Like group practices everywhere, Cornerstone Health Care faces a dubious future of dwindling reimbursements, increasingly sick patients and, in the words of its CEO Grace Terrell, M.D., the imminent demise of fee-for-service payments. “Fee for service will go away sooner than you think,” Terrell told attendees at Health Data Management’s Healthcare Analytics Symposium.

In her talk, Terrell described how the Piedmont, N.C.-based multi-specialty group practice is attempting to prepare for the uncertain future that will ensue with these multiple marketplace shifts.

Rather than selling the practice to a hospital, Cornerstone opted to become what Terrell described as a “population management hub.” Armed with an electronic health record and a number of homegrown data analytics tools, the practice is building its own version of the patient-centered medical home. In this model, care coordinators pay close attention to very sick patients at risk for hospitalization and work to bring their chronic conditions under control. Terrell described this group of patients as being one of the primary cost drivers of health care inflation.

As part of the practice’s transformation, it is negotiating value-based payment contracts with its multiple payers. Those negotiations, Terrell said, are new territory for payers as well. The practice also modified physician reimbursement, embracing payment formulas wrapped in performance metrics and use of such tools as electronic prescribing. Customer service is another key ingredient, as Cornerstone offers some services 363 days a year. “Patients don’t want to see us on Christmas and Thanksgiving,” she said.

Terrell acknowledged that the practice is moving into unknown terrain, as she ticked off details of payer arrangements and other nuances. The EHR by itself is not adequate technology to adapt to the emerging marketplace, she noted, saying that data analytics will be the next important wave in I.T. development.
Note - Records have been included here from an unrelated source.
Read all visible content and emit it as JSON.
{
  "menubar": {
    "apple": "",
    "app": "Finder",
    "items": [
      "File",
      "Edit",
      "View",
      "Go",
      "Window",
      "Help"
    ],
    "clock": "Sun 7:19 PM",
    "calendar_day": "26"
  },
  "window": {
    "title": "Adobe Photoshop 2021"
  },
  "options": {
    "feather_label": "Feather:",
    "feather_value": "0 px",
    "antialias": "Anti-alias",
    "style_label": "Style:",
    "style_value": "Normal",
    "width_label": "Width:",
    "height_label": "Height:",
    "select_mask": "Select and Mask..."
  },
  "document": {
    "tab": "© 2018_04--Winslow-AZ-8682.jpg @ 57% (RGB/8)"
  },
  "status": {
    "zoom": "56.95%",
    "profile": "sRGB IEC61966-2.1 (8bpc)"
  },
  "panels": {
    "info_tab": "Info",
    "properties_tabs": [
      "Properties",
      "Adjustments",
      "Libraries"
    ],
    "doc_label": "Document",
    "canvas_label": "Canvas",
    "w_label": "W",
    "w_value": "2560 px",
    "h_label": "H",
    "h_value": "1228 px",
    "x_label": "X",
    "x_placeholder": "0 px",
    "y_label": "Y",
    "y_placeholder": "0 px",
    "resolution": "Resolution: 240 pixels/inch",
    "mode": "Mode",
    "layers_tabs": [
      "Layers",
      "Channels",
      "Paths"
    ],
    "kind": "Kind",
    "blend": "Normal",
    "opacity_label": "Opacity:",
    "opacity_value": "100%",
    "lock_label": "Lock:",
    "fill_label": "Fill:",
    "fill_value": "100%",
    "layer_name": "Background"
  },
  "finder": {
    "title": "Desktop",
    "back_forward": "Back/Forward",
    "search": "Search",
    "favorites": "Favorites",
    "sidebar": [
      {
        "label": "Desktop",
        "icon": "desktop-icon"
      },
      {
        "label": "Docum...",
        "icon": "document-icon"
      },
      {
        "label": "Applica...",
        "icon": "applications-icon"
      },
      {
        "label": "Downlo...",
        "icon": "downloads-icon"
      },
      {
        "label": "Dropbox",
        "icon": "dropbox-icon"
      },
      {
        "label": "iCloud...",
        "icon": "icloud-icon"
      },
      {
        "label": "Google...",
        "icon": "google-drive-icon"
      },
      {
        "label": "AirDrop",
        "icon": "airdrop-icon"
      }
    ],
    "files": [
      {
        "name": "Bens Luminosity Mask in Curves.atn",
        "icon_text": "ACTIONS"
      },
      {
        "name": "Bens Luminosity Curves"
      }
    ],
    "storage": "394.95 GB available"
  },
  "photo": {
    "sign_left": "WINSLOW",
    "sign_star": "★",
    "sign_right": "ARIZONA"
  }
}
And the data sharing across organizations that is also needed is not easy to accomplish. The practice currently enables emergency department physicians in local hospitals to access its EHR. Beyond that, the practice hopes to participate in a broader health information exchange. But some local hospitals, using the same EHR, just want to share data among themselves.

In the meanwhile, the practice will focus on controlling at-risk patients. “We can drill down and pull out our diabetics with blood pressure out of control who haven’t seen doctor for six months,” she said. “We have brought in a significant amount of patients to the clinics. It is a very early way of doing analytics. Instead of looking at databases, we can look at data that can be acted on in real time.”